Durch das Maul des steinernen Affenkopfes gelangten sie in einen Tunnel, der mindestens zehn Elbenschiffe lang war. An seinem Ende konnte man einen strahlend blauen Himmel sehen. Nebel schien dort nicht zu herrschen.
Sie schritten durch den tunnelartigen Stollen. Die Wände, die Decke und der Boden bestanden aus glattem Fels, doch an den Steinwänden befanden sich farbige Reliefs, die direkt in den Stein geschlagen waren, und Kolonnen von Schriftzeichen. Lirandil der Fährtensucher war davon geradezu fasziniert. Das wenige Licht, das in den Stollen fiel, reichte für seine scharfen Augen, dennoch trat er dicht an die Wand und berührte mit der Hand die leichten Erhebungen der steinernen Bilder, die vor langer Zeit von großen Künstlern geschaffen worden waren; dass es sich dabei tatsächlich um die Vorfahren der Affenartigen gehandelt hatte, konnte sich der Fährtensucher jedoch nach wie vor kaum vorstellen.
»Es muss hier irgendeinen Zugang zum Inneren des Berges geben«, war Prinz Sandrilas überzeugt. Schließlich hatte er gesehen, wie Hyrandil in diesen Tunnel verschleppt worden war. Er war zusammen mit seinen Entführern verschwunden. Sandrilas zog Düsterklinge, in der Erwartung, dass ihm aus jeder der nachtdunklen Nischen ein angreifender Äffling anspringen könnte.

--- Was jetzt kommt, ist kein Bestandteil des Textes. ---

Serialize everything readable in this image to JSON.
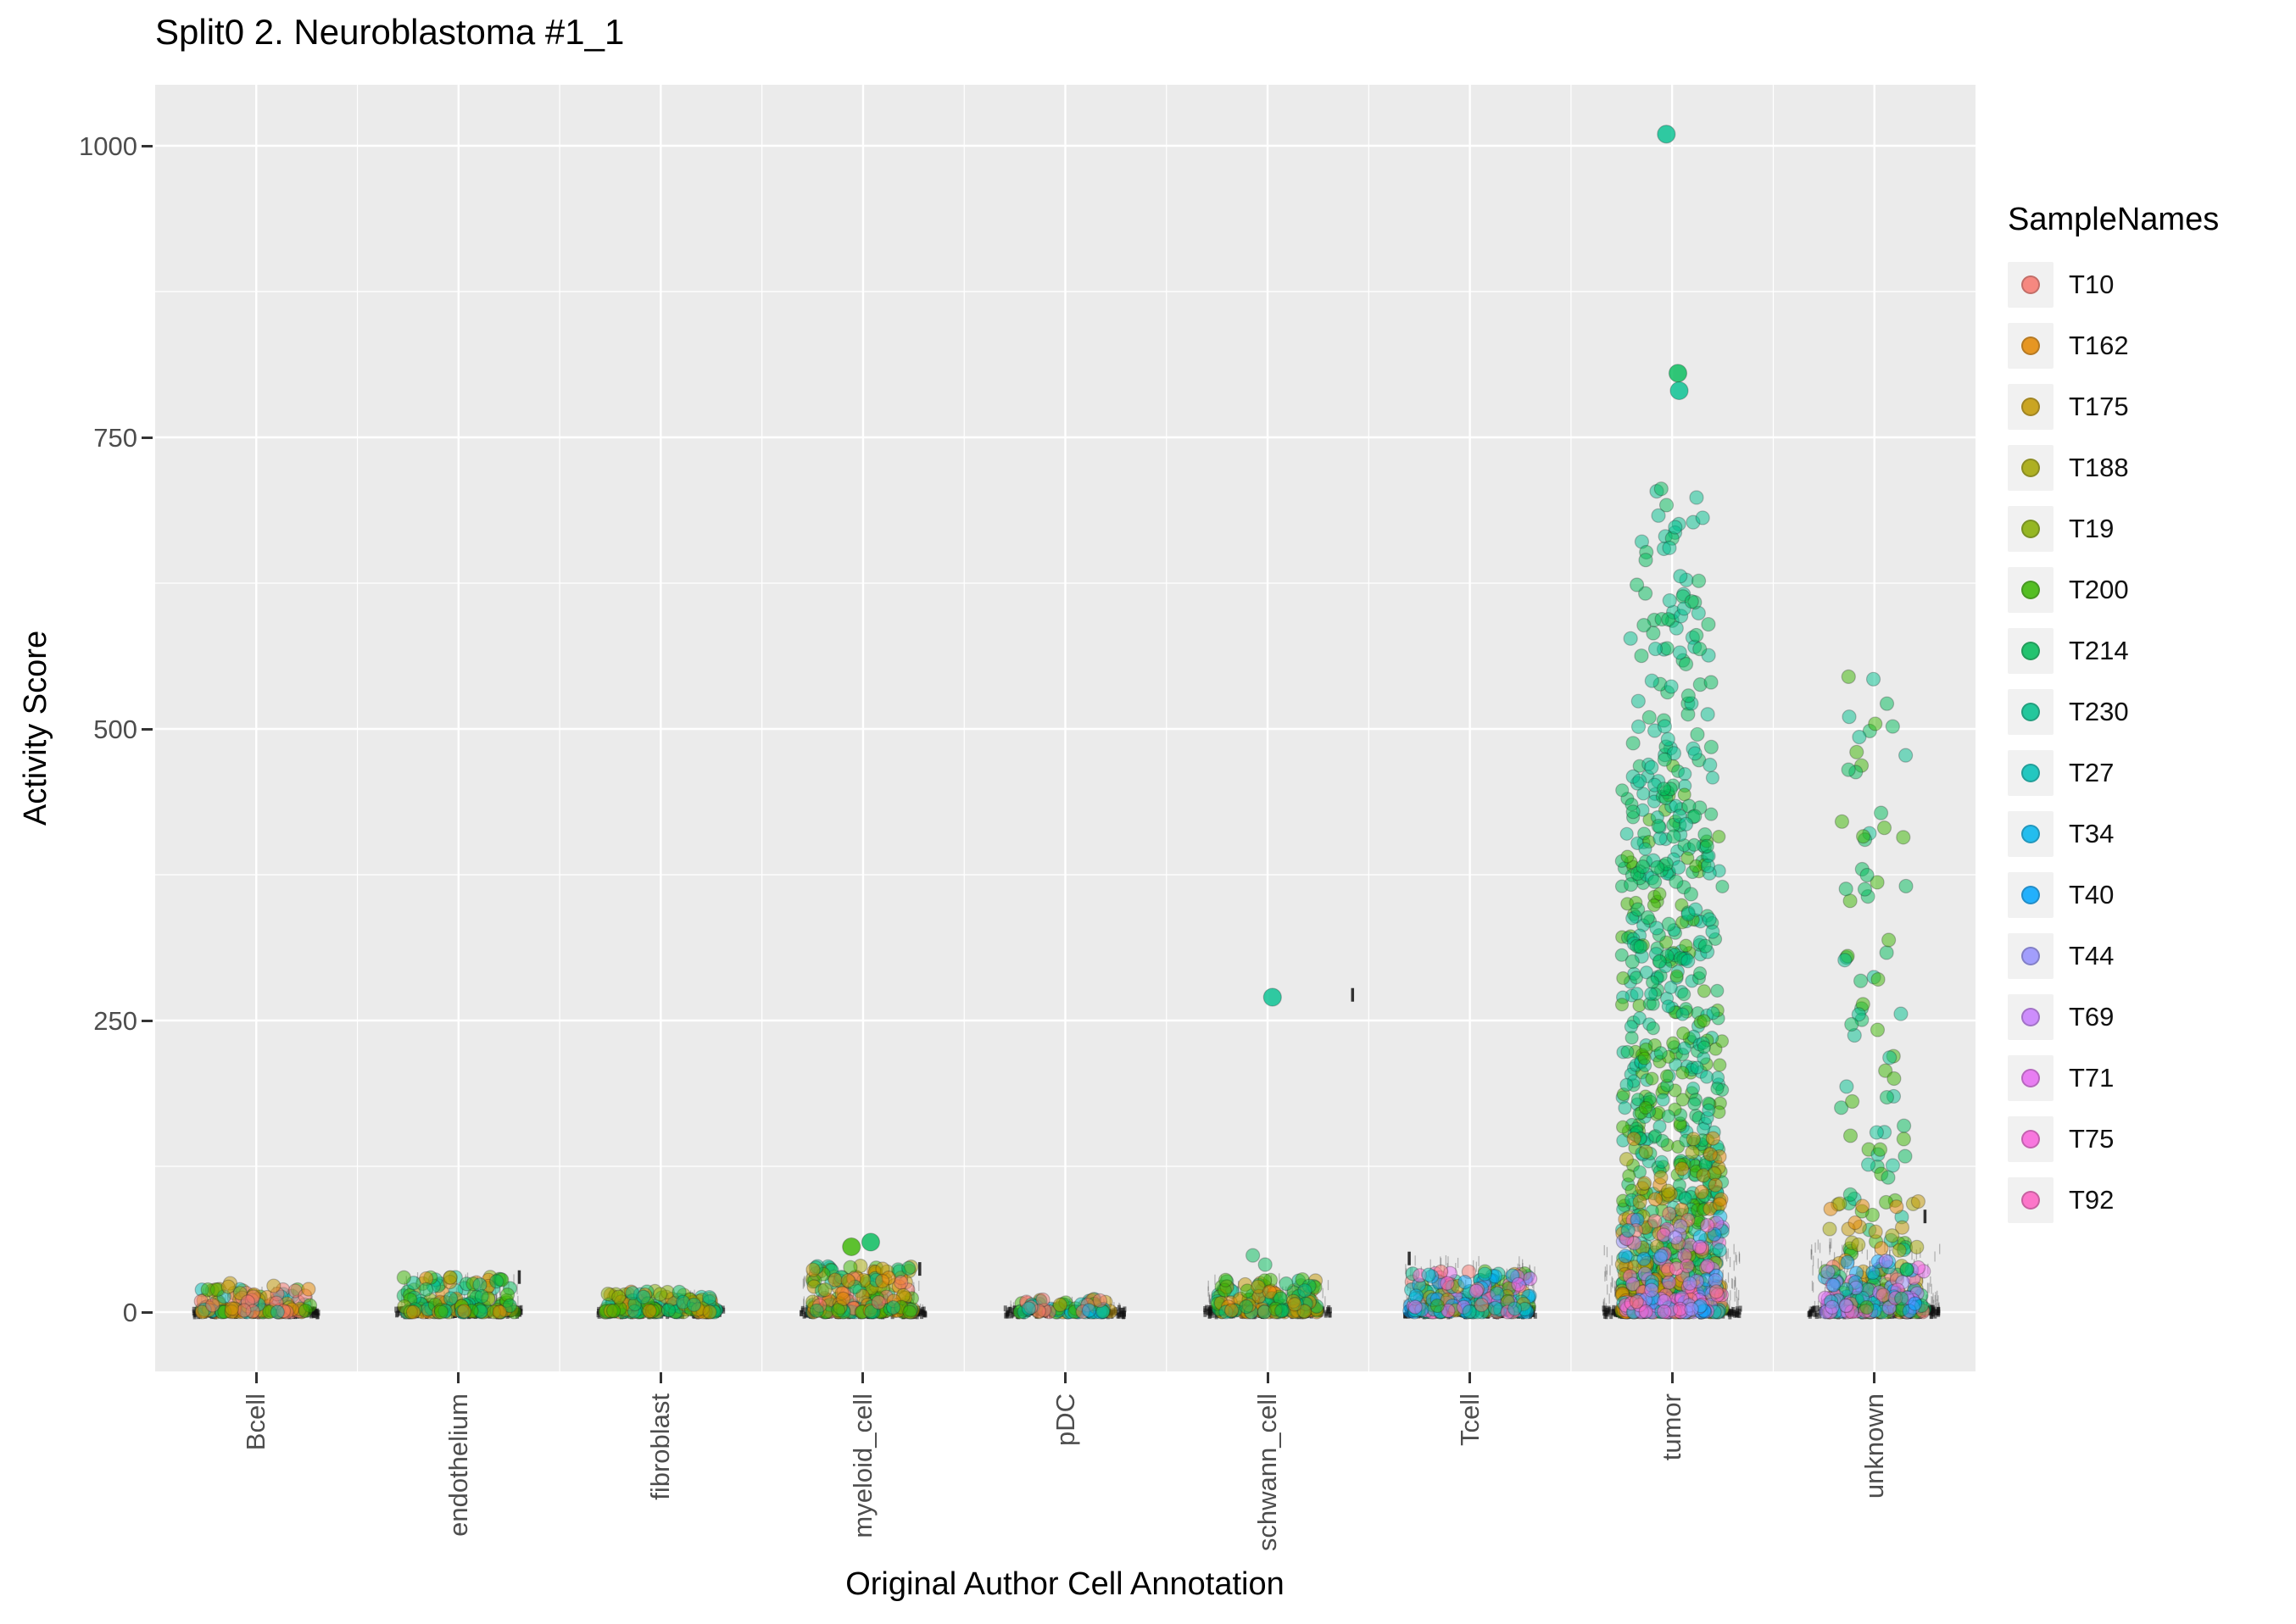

Aber dem war nicht so. Kein einziges dieser Wesen ließ sich blicken. Stattdessen scheuchten die Elbenkrieger unabsichtlich
einen Schwarm Fledermäuse auf, der sich plötzlich mit schrillen, für Elben aber gerade noch hörbaren Schreien von der Decke löste und ins Freie flatterte. Für einen Moment schien überall das Schlagen lederiger Flügel zu sein, nachtschwarze Kreaturen umschwirrten die Elben, ohne jedoch einen einzigen von ihnen zu berühren, dann waren die kleinen Tiere draußen, und der kurze Spuk war vorbei.